While much of my blog is all about the fluff (which certainly defines me in many ways LOL) my heart is a little heavier today as I realize what our summer in MD has evolved into. Reconnecting with my children (who our fabulous Nanny, Gran-nan, has done a wonderful job raising thus far, I might add!) watching my husband's passion come to fruition, and enjoying a slower pace of life than what has been our reality the past few years. I often referred to the "hamptons" as "re-Hab". Rehab from an all too crazy schedule where my kids were growing up too fast and the days were marked by the next closed deal or meeting. Don't be mistaken - I MISS THOSE DAYS (oh how i miss those days!!) However, all good things must come to an end and with a struggling real estate market, it is perhaps time for a more selfless stint in the biography of Leslie Heimer.
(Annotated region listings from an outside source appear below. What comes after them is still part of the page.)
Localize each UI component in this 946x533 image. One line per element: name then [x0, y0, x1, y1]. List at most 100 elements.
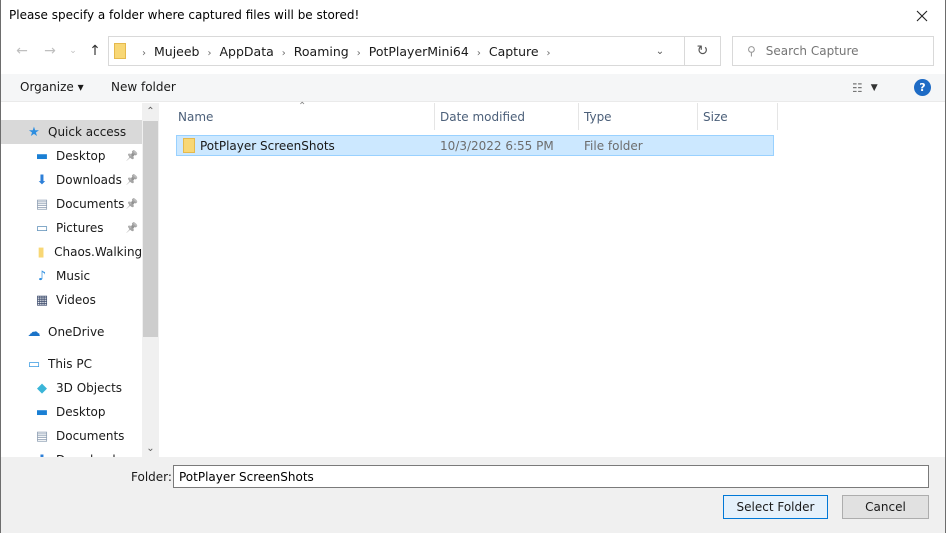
sidebar-item-label: OneDrive [48, 325, 105, 339]
forward-button[interactable]: → [40, 40, 60, 62]
column-label: Type [584, 109, 612, 124]
sidebar-item-label: This PC [48, 357, 92, 371]
breadcrumb-separator-icon[interactable]: › [547, 48, 551, 59]
up-arrow-icon: ↑ [89, 43, 101, 59]
sidebar-icon: ▦ [35, 292, 49, 308]
sidebar-icon: ▬ [35, 404, 49, 420]
chevron-down-icon: ⌄ [69, 46, 77, 56]
organize-button[interactable]: Organize ▾ [20, 80, 84, 94]
sidebar-item-music[interactable]: ♪ Music [1, 264, 142, 288]
sidebar-item-documents[interactable]: ▤ Documents [1, 424, 142, 448]
sidebar-item-label: Downloads [56, 173, 122, 187]
breadcrumb-item[interactable]: AppData [220, 44, 274, 59]
sidebar-item-chaos-walking-2[interactable]: ▮ Chaos.Walking.2 [1, 240, 142, 264]
file-name: PotPlayer ScreenShots [200, 138, 335, 153]
dialog-title: Please specify a folder where captured f… [9, 8, 360, 22]
column-label: Size [703, 109, 728, 124]
sidebar-item-label: Chaos.Walking.2 [54, 245, 142, 259]
file-list: ⌃ Name Date modified Type Size PotPlayer… [160, 101, 945, 457]
sidebar-icon: ⬇ [36, 172, 48, 188]
view-options-button[interactable]: ☷ ▼ [852, 81, 878, 95]
sidebar-item-onedrive[interactable]: ☁ OneDrive [1, 320, 142, 344]
scroll-up-button[interactable]: ⌃ [142, 103, 158, 120]
cancel-button[interactable]: Cancel [842, 495, 929, 519]
sidebar-item-pictures[interactable]: ▭ Pictures 📌 [1, 216, 142, 240]
search-box[interactable]: ⚲ [732, 36, 934, 66]
refresh-icon: ↻ [696, 43, 709, 59]
sidebar-icon: ▮ [37, 244, 45, 260]
address-bar[interactable]: › Mujeeb › AppData › Roaming › PotPlayerMini64 ›… [108, 36, 721, 66]
file-type: File folder [584, 138, 643, 153]
column-header-date-modified[interactable]: Date modified [435, 103, 579, 130]
scrollbar-thumb[interactable] [143, 121, 158, 337]
navigation-pane: ★ Quick access ▬ Desktop 📌 ⬇ Downloads 📌 ▤ Docume… [1, 103, 159, 457]
sidebar-item-desktop[interactable]: ▬ Desktop [1, 400, 142, 424]
close-icon [916, 10, 928, 21]
sidebar-item-label: Music [56, 269, 91, 283]
close-button[interactable] [899, 0, 945, 31]
file-date: 10/3/2022 6:55 PM [440, 138, 554, 153]
chevron-down-icon: ⌄ [655, 45, 665, 57]
sidebar-icon: ♪ [37, 268, 47, 284]
sidebar-icon: ▤ [35, 196, 49, 212]
sidebar-item-label: Quick access [48, 125, 127, 139]
column-header-size[interactable]: Size [698, 103, 778, 130]
column-header-name[interactable]: Name [173, 103, 435, 130]
folder-label: Folder: [131, 470, 172, 484]
sidebar-item-documents[interactable]: ▤ Documents 📌 [1, 192, 142, 216]
sidebar-item-label: Documents [56, 197, 125, 211]
scroll-down-button[interactable]: ⌄ [142, 440, 158, 457]
sidebar-item-3d-objects[interactable]: ◆ 3D Objects [1, 376, 142, 400]
sidebar-item-quick-access[interactable]: ★ Quick access [1, 120, 142, 144]
sidebar-item-downloads[interactable]: ⬇Downloads [1, 448, 142, 458]
folder-icon [183, 138, 195, 153]
back-button[interactable]: ← [12, 40, 32, 62]
title-bar: Please specify a folder where captured f… [1, 0, 945, 31]
forward-icon: → [44, 43, 56, 59]
breadcrumb-item[interactable]: Mujeeb [154, 44, 200, 59]
folder-icon [114, 43, 126, 59]
breadcrumb-separator-icon[interactable]: › [282, 48, 286, 59]
folder-picker-dialog: Please specify a folder where captured f… [0, 0, 946, 533]
search-input[interactable] [765, 44, 916, 58]
sidebar-icon: ◆ [37, 380, 47, 396]
pin-icon: 📌 [125, 222, 138, 234]
breadcrumb-separator-icon[interactable]: › [477, 48, 481, 59]
sidebar-item-label: Pictures [56, 221, 104, 235]
help-icon: ? [919, 81, 926, 94]
sidebar-icon: ★ [28, 124, 40, 140]
address-history-dropdown[interactable]: ⌄ [648, 37, 672, 65]
sidebar-icon: ☁ [27, 324, 41, 340]
pin-icon: 📌 [125, 198, 138, 210]
column-label: Date modified [440, 109, 526, 124]
column-header-type[interactable]: Type [579, 103, 698, 130]
breadcrumb-separator-icon[interactable]: › [142, 48, 146, 59]
breadcrumb-item[interactable]: Roaming [294, 44, 349, 59]
breadcrumb-separator-icon[interactable]: › [357, 48, 361, 59]
navigation-scrollbar[interactable]: ⌃ ⌄ [142, 103, 158, 457]
breadcrumb-item[interactable]: PotPlayerMini64 [369, 44, 469, 59]
recent-locations-button[interactable]: ⌄ [63, 40, 83, 62]
sidebar-item-this-pc[interactable]: ▭ This PC [1, 352, 142, 376]
sidebar-item-label: 3D Objects [56, 381, 123, 395]
folder-name-input[interactable] [173, 465, 929, 488]
sidebar-icon: ▬ [35, 148, 49, 164]
sidebar-item-downloads[interactable]: ⬇ Downloads 📌 [1, 168, 142, 192]
new-folder-button[interactable]: New folder [111, 80, 176, 94]
select-folder-button[interactable]: Select Folder [723, 495, 828, 519]
breadcrumb-separator-icon[interactable]: › [208, 48, 212, 59]
breadcrumb-item[interactable]: Capture [489, 44, 539, 59]
sidebar-item-label: Documents [56, 429, 125, 443]
sidebar-item-desktop[interactable]: ▬ Desktop 📌 [1, 144, 142, 168]
help-button[interactable]: ? [914, 79, 931, 96]
pin-icon: 📌 [125, 150, 138, 162]
sidebar-icon: ▭ [35, 220, 49, 236]
sidebar-icon: ▤ [35, 428, 49, 444]
dialog-footer: Folder: Select Folder Cancel [1, 457, 945, 533]
sidebar-item-videos[interactable]: ▦ Videos [1, 288, 142, 312]
back-icon: ← [16, 43, 28, 59]
sidebar-item-label: Desktop [56, 149, 106, 163]
file-row[interactable]: PotPlayer ScreenShots 10/3/2022 6:55 PM … [176, 135, 774, 156]
refresh-button[interactable]: ↻ [684, 37, 720, 65]
up-button[interactable]: ↑ [85, 40, 105, 62]
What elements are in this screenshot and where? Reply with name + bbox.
That said - I have been presented with the opportunity for the perfect job for ME! LOL. It seems as though a big decision may be on the horizon, one I have not yet fully pondered as there are many factors to consider. My family back home- will a permanent move to Maryland help my sweet angel mommy, more effectively downsize our baby (a.k.a Premier Home Mortgage) during this critical time where we are working to rebuild cash flow? Or will I miss her so much our hearts won't bear? Do I know who I am without my girlfriends by my side (you know who you are) who have been there through thick and thin and helped me define what I bring to each endeavour? Will my children transition and make new friends easily? Will I be able to survive the cold weather and distance from the beach, being the Florida girl that I am?
In the true spirit of blogging, I have always treated this personal communication as my family's memoirs and a place where I can journal knowing those who care, are my primary subscribers;-)
So, I am putting it out there for my "fans" to be part of the Tiger family's potential transition! I LOVE my house in FL, I LOVE my family and friends in FL (not in that order LOLOL). But there has been an overwhelming peace in being a small fish in a small pond here and getting back to basics just when we needed it most.
I suppose the only constant is change, and it may be time for us to spread our wings a bit. I can start a new career at 28 right?